Evidence and sources
- OpenTelemetry GenAI semantic conventions, https://opentelemetry.io/docs/specs/semconv/gen-ai/, for the trace schema that lets evaluation be reusable across teams.
- "Judging LLM-as-a-Judge with MT-Bench and Chatbot Arena," Zheng et al., 2023, https://arxiv.org/abs/2306.05685, on the calibration assumptions any judge-driven gate depends on.
- Matthews Correlation Coefficient, https://en.wikipedia.org/wiki/Phi_coefficient, the agreement metric most platforms use to qualify evaluators before allowing them to gate.
Evidence cap reached at three links. Additional reading:
FAQ
How big should the platform team be to maintain this infrastructure? The initial build is a 2 to 4 engineer-quarter project for an organisation with 5 to 10 product teams. Ongoing maintenance, with good schedulers and good calibration discipline, is typically 0.5 to 1 FTE plus a partial ML or applied-AI partner. The cost scales sub-linearly with product teams; that is the whole point of centralising.
Where do golden datasets live, and who owns them? In the dataset registry, owned by the platform team. Each snapshot is owned by the product team that annotated it. Lifecycle (retention, deprecation, retirement) is set by policy. Treat snapshots as immutable: a "change" produces a new version; the old version remains queryable so historical scores remain reproducible.
How do we keep evaluator costs from exploding? Three controls in order of impact: sampling (do not score every trace), caching (deduplicate identical (input, evaluator-version) tuples), and rate limiting (per-team quotas on the execution service). A shared cost dashboard with weekly review is the cultural lever that keeps the technical controls honest.
What about products that have no traffic yet? Bootstrap with synthetic adversarial examples and treat the resulting evaluator scores as advisory until production data accumulates.
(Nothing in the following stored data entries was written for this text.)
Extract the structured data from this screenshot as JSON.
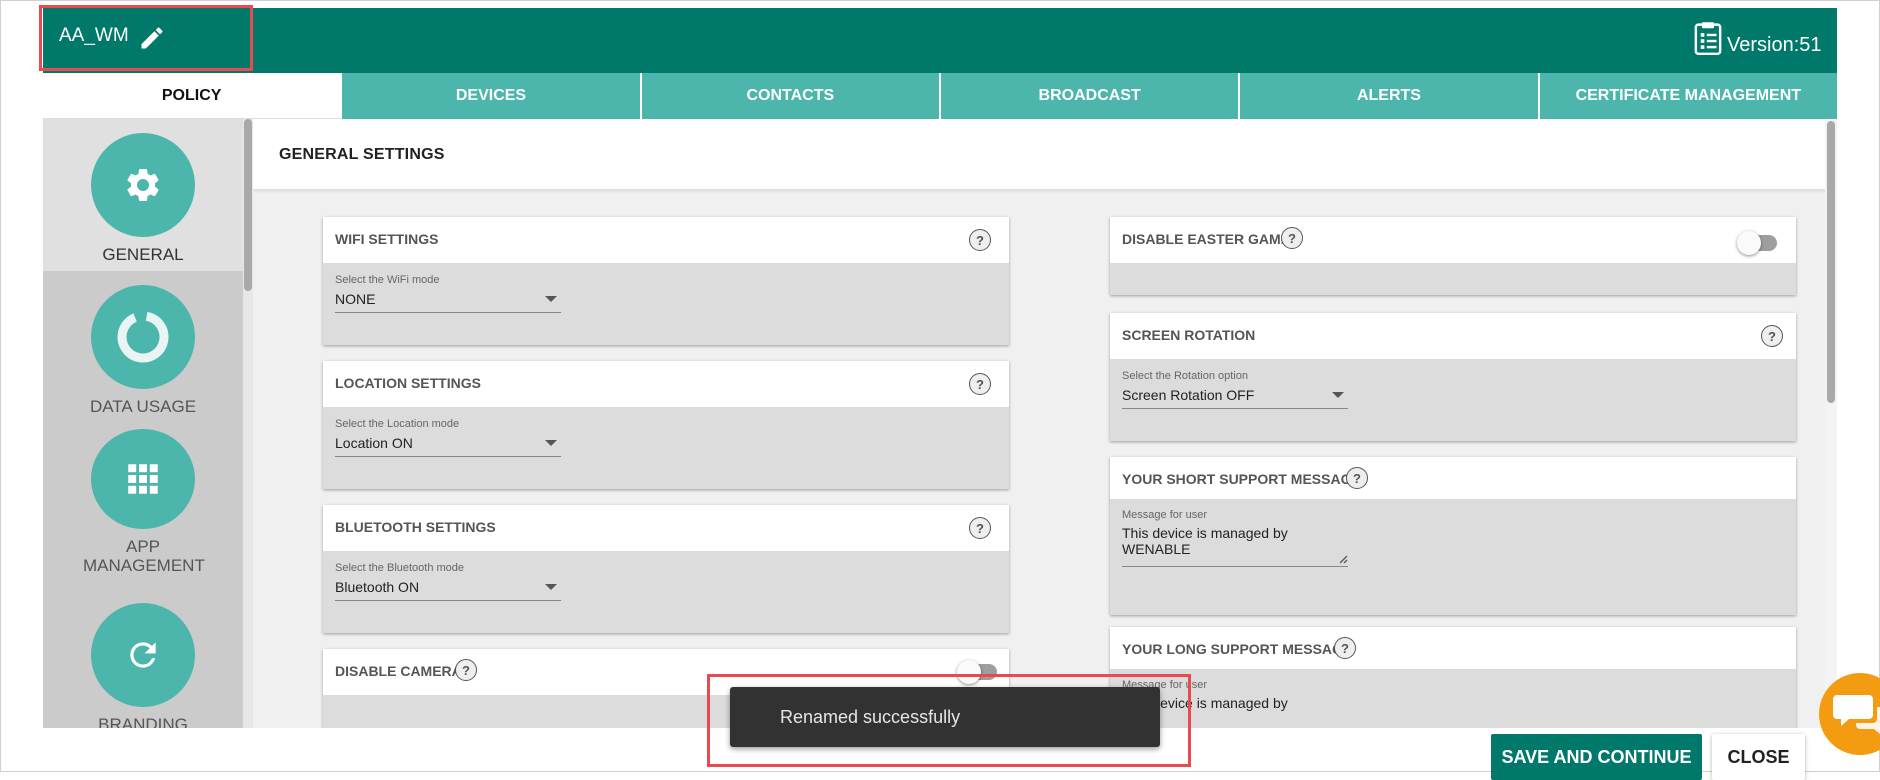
{
  "header": {
    "policy_name": "AA_WM",
    "version": "Version:51"
  },
  "tabs": [
    {
      "label": "POLICY"
    },
    {
      "label": "DEVICES"
    },
    {
      "label": "CONTACTS"
    },
    {
      "label": "BROADCAST"
    },
    {
      "label": "ALERTS"
    },
    {
      "label": "CERTIFICATE MANAGEMENT"
    }
  ],
  "nav": [
    {
      "label": "GENERAL",
      "icon": "gear-icon"
    },
    {
      "label": "DATA USAGE",
      "icon": "donut-icon"
    },
    {
      "label": "APP MANAGEMENT",
      "icon": "grid-icon"
    },
    {
      "label": "BRANDING",
      "icon": "refresh-icon"
    }
  ],
  "section": {
    "title": "GENERAL SETTINGS"
  },
  "cards": {
    "wifi": {
      "title": "WIFI SETTINGS",
      "field_label": "Select the WiFi mode",
      "value": "NONE"
    },
    "location": {
      "title": "LOCATION SETTINGS",
      "field_label": "Select the Location mode",
      "value": "Location ON"
    },
    "bluetooth": {
      "title": "BLUETOOTH SETTINGS",
      "field_label": "Select the Bluetooth mode",
      "value": "Bluetooth ON"
    },
    "camera": {
      "title": "DISABLE CAMERA"
    },
    "easter": {
      "title": "DISABLE EASTER GAME"
    },
    "rotation": {
      "title": "SCREEN ROTATION",
      "field_label": "Select the Rotation option",
      "value": "Screen Rotation OFF"
    },
    "short_msg": {
      "title": "YOUR SHORT SUPPORT MESSAGE",
      "field_label": "Message for user",
      "line1": "This device is managed by",
      "line2": "WENABLE"
    },
    "long_msg": {
      "title": "YOUR LONG SUPPORT MESSAGE",
      "field_label": "Message for user",
      "line1": "This device is managed by"
    }
  },
  "help_glyph": "?",
  "snackbar": {
    "text": "Renamed successfully"
  },
  "buttons": {
    "save": "SAVE AND CONTINUE",
    "close": "CLOSE"
  },
  "colors": {
    "primary": "#00796b",
    "tab": "#4db6ac",
    "highlight": "#e84a4f",
    "chat": "#f39c12"
  }
}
The same platform machinery works; the dataset just starts smaller and matures faster as traffic appears.
Should evaluation be in the same CI as unit tests, or separate? Same CI, separate stage. Engineers want one merge gate, not two. Unit tests run in seconds; evaluation can run in minutes; structure the pipeline so unit tests gate cheaply and evaluation gates slightly later in the pipeline. Both are required to pass for a merge; both surface in the same PR view.
How do we handle evaluator drift across model updates? Calibration metrics (MCC, kappa, agreement) are first-class platform signals. A drift over a threshold downgrades the affected evaluators from blocking to advisory automatically, alerts the platform team, and queues a re-calibration job. The release cadence holds because the override path is explicit; the platform fixes the calibration on its own SLO rather than the product team's release window.
Is OpenTelemetry strictly required? Strictly, no; practically, yes. Without a standard schema, every product team's traces have to be normalised separately, every evaluator has to know about every shape, and the platform becomes glue code. OpenTelemetry GenAI conventions are the cheapest standard to adopt and the easiest to migrate off of if a better one emerges.